3 charts that suggest no soft landing
Larry MacDonald also writes for the Globe and Mail and a Blog about Shopify
The notion of a soft landing gained ascendency in recent weeks as strength in job growth offset worries over rapid hikes in interest rates. But there are long lags of 12 to 18 months in the economic impact of changes in monetary policy. Also, labor markets are a lagging indicator - they often continue to show strength up to - and sometimes into - recessions. That’s all just standard economic-cycle analysis.

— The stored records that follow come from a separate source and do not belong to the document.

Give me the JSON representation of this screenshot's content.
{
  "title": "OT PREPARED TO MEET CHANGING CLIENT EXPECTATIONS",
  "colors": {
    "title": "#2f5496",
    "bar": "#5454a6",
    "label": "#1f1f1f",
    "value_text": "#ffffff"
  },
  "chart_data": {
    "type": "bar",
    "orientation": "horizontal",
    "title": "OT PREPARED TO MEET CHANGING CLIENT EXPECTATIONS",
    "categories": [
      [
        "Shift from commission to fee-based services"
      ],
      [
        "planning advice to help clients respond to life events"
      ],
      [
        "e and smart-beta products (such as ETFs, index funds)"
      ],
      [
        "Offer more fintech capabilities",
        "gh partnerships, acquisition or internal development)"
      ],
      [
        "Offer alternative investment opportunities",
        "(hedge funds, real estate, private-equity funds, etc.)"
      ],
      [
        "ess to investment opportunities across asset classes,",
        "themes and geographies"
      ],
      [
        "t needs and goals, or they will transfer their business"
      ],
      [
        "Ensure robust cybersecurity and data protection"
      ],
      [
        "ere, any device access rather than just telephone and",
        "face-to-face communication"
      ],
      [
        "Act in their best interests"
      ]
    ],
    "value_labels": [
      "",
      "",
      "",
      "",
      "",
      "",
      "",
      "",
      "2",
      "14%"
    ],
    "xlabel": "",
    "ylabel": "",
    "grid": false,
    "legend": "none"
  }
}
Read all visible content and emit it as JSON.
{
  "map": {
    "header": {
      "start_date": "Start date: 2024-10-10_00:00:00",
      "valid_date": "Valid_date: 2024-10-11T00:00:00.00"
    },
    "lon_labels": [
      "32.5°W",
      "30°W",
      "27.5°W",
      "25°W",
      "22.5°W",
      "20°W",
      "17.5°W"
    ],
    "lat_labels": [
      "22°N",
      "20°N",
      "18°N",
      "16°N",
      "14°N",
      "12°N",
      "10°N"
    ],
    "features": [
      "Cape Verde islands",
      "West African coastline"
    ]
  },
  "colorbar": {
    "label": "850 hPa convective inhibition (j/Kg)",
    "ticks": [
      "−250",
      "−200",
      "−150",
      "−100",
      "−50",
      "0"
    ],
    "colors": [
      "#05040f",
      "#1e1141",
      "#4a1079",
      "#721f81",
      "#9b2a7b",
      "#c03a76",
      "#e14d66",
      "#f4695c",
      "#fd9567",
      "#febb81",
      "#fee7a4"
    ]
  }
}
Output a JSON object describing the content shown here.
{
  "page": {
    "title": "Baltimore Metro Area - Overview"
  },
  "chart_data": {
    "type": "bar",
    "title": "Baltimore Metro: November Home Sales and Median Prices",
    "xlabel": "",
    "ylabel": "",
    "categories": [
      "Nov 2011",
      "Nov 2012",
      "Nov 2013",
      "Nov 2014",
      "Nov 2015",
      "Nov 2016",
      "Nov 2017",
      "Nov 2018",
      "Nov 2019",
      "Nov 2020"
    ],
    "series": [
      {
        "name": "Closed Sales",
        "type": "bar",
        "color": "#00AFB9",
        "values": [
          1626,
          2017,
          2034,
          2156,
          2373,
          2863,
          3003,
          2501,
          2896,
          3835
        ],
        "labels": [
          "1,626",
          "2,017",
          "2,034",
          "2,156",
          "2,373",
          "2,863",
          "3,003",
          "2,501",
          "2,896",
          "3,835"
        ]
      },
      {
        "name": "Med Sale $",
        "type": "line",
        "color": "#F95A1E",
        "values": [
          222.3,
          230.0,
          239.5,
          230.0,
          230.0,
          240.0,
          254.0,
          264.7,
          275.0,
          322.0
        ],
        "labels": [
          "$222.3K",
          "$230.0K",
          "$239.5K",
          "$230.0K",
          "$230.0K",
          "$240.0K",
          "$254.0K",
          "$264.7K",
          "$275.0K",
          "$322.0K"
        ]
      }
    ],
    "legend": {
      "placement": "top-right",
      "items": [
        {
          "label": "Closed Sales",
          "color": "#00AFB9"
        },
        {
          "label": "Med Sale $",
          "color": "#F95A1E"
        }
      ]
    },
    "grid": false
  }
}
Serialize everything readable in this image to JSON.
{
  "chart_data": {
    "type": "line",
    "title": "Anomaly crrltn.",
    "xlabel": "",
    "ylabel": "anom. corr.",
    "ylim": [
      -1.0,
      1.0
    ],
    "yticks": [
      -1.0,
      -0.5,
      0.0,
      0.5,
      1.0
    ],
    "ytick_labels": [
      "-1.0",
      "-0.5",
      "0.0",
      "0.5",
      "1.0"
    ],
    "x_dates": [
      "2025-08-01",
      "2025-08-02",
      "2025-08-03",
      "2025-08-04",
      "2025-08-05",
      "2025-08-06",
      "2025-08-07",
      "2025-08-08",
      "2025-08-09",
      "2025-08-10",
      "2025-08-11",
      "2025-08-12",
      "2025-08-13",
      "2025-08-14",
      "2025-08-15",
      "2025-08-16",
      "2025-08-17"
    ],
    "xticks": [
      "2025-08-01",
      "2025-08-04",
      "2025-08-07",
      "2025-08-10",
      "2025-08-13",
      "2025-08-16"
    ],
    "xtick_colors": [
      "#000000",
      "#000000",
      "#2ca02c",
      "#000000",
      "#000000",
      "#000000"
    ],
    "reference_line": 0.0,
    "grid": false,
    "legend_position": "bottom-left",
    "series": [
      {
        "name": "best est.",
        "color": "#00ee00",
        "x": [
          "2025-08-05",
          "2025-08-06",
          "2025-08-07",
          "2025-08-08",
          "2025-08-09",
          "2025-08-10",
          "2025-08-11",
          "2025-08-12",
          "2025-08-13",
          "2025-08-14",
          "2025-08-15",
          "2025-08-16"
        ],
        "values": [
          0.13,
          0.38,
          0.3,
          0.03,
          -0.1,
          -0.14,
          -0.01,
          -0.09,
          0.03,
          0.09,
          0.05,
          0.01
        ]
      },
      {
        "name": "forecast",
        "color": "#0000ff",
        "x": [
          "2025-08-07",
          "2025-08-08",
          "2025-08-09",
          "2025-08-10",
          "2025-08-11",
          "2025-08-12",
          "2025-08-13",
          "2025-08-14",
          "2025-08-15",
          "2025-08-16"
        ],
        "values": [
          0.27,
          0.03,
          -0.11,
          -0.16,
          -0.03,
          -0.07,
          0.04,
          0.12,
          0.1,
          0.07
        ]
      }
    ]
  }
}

The chart below from the excellent Economic Cycle Research Institute (ECRI) shows why complacency about soft landings is likely misplaced. The top line shows the composite leading economic indicators for 21 countries; it is currently near the low reached for the Great Recession of 2008. The bottom line is an index of how many countries have raised their interest rates, and it is at an all-time high since data collection began in 1994.
Another red flag is the next chart from FactSet. It shows that the net profit margin of companies in the S&P 500 is in a downward trend from 12.5% to 11.3% over the last six quarters. Sales are rising but costs for labor, materials and energy inputs are rising more and eroding profits.
The following chart from the always insightful Charlie Bilello shows U.S. house sales plunging for the last 12 months, recording the largest year-over-year decline on record (-37%). The housing sector typically leads the economy into a recession.